As at least some of my readers know, I began my career in science fiction by writing short stories, initially primarily for ANALOG when Ben Bova was the editor. I still have a love of short stories, but, since they don’t come anywhere close to paying the bills, for me, and I suspect for most writers, short stories are either a labor of love or to get experience, if not both, along with a little income.
One of my very personal problems with a great deal of the short fiction that I’ve read in the last decade is that, in my very prejudiced and personal opinion, too many of the stories being published are either techno-gadget stories or excessively dark. I have nothing against either a good techno-gadget story or a dark story. I’ve certainly written my share of techno-gadget stories, particularly early in my career, and I’ve written a few dark stories – not insanely dark and vicious ones, but quietly dark tales. I do have a dislike of dark and gimmick stories in great numbers, but that’s a personal preference of mine, clearly not shared by many editors and readers.
From what I’ve seen, the predominance of “dark” stories isn’t limited to F&SF, either. In fact, “dark” seems to be the predominant flavor all too much of the “mainstream.” Now… I know there’s a great deal of funny and witty chick lit being written, but as a male, for me a little of that goes a long way.
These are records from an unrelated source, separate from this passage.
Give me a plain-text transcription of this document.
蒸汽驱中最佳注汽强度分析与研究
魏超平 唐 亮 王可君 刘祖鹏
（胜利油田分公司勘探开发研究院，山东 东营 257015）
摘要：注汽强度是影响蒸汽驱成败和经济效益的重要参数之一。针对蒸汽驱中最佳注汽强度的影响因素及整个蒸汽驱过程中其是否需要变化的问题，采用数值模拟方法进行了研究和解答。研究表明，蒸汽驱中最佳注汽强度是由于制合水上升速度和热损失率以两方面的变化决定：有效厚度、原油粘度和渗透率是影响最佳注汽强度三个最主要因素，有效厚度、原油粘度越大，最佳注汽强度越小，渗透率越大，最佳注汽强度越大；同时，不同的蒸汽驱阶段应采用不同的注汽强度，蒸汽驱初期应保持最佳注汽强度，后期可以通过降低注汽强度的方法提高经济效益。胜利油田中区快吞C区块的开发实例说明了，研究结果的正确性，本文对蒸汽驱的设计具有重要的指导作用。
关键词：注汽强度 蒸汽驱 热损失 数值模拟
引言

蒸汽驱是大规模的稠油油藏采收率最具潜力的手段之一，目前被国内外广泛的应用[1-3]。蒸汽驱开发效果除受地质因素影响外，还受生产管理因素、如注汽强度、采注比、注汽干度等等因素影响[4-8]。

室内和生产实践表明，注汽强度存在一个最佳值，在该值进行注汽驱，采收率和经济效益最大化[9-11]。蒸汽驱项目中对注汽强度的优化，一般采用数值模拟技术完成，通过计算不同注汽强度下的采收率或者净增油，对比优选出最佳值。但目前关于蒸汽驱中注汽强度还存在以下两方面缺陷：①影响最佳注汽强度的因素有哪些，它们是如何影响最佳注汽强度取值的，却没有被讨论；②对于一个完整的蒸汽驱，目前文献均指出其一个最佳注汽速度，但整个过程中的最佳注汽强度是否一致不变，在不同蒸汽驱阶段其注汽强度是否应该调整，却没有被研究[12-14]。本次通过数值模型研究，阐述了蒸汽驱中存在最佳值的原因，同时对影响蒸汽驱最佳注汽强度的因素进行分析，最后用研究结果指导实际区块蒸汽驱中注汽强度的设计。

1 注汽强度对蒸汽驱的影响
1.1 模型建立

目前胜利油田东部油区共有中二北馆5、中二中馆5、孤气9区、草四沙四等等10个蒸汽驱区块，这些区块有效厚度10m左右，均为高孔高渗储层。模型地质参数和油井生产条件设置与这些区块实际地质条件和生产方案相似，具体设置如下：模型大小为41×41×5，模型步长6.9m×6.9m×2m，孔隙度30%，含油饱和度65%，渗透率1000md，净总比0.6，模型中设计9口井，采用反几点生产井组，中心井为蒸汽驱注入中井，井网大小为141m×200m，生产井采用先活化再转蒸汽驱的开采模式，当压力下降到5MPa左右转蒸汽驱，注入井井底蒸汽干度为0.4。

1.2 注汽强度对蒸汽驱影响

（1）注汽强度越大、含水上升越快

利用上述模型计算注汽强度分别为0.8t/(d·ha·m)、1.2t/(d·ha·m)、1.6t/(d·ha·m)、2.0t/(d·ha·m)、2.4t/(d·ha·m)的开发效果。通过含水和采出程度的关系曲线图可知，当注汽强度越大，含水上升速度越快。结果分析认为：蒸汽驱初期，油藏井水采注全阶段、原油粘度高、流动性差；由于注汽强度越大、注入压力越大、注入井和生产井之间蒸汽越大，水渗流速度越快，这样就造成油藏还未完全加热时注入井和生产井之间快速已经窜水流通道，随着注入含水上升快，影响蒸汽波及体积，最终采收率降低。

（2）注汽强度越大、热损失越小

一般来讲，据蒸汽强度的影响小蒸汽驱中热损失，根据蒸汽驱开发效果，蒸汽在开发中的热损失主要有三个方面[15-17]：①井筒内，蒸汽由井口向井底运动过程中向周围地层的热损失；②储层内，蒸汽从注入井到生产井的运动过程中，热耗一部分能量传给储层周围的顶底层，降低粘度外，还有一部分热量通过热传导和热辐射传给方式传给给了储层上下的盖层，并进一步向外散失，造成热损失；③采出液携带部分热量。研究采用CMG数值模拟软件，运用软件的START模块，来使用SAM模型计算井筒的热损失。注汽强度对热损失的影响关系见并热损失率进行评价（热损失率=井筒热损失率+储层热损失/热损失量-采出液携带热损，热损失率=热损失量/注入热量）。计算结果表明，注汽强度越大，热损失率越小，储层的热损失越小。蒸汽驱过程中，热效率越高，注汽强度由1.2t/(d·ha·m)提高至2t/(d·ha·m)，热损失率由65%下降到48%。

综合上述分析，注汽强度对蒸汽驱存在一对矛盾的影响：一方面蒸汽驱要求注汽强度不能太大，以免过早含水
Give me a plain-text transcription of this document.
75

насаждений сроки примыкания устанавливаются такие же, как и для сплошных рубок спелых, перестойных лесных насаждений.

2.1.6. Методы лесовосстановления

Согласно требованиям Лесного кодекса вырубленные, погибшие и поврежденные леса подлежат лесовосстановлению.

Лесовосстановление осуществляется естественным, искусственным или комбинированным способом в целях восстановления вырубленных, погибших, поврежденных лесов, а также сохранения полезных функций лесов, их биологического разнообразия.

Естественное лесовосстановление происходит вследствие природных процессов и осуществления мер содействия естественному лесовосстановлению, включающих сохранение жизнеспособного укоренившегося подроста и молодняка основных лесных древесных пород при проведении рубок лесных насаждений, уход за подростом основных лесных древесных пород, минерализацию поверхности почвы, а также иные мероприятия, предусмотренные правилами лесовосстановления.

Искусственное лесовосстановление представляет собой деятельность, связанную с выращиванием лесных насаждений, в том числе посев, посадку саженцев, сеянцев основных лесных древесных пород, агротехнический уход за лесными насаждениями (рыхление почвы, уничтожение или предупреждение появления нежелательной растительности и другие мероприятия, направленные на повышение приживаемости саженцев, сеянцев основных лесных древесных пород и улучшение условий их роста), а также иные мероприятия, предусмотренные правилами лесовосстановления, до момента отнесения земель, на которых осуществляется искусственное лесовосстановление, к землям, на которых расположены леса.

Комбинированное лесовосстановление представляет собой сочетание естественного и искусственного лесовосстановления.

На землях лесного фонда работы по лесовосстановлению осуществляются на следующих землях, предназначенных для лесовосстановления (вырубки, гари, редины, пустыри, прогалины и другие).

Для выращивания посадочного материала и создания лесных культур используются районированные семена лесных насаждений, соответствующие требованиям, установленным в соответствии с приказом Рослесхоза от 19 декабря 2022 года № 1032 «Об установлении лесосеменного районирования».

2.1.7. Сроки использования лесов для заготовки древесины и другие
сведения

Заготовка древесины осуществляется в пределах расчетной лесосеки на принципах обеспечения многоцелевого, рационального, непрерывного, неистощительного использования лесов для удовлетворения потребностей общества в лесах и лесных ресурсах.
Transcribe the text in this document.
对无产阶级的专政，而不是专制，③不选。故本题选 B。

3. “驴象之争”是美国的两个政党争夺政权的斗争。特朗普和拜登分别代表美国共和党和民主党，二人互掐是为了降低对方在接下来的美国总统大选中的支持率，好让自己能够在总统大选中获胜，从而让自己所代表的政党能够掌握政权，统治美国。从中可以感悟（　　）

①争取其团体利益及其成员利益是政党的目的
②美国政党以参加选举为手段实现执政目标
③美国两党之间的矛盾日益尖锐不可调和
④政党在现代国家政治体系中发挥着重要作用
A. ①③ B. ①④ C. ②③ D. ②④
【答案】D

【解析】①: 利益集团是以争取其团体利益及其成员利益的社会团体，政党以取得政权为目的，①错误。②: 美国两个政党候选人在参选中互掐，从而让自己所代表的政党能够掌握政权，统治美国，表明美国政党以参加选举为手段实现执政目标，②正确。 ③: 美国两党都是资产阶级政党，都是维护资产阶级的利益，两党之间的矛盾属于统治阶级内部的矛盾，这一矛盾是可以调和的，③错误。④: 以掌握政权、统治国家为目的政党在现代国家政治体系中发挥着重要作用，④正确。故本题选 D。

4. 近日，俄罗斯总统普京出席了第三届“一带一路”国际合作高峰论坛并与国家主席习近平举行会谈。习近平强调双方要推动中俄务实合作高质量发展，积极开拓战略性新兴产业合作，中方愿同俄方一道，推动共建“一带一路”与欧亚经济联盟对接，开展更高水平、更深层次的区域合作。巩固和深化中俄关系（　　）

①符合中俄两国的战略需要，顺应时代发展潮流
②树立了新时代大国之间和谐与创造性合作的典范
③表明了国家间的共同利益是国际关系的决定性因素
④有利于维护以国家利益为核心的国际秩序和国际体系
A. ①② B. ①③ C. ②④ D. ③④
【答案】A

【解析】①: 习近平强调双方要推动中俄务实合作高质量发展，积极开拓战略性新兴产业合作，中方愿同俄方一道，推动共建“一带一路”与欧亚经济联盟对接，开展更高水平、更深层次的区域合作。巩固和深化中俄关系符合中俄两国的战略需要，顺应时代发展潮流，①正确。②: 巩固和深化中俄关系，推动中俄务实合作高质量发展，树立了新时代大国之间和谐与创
I still do write short stories, although the last one I had published appeared in print over two years ago, but to achieve what I want in a short story seems to require intense bursts of work, followed by weeks or months of unconscious contemplation, followed by revision, more contemplation, and more revision, all in the spaces between novels, or at least chapters of novels. Then, add to that the fact that most of the stories I write seem to appeal more to anthologists and book editors than to U.S. magazine editors. Beyond that… yes, there are more short stories coming, but not for a while.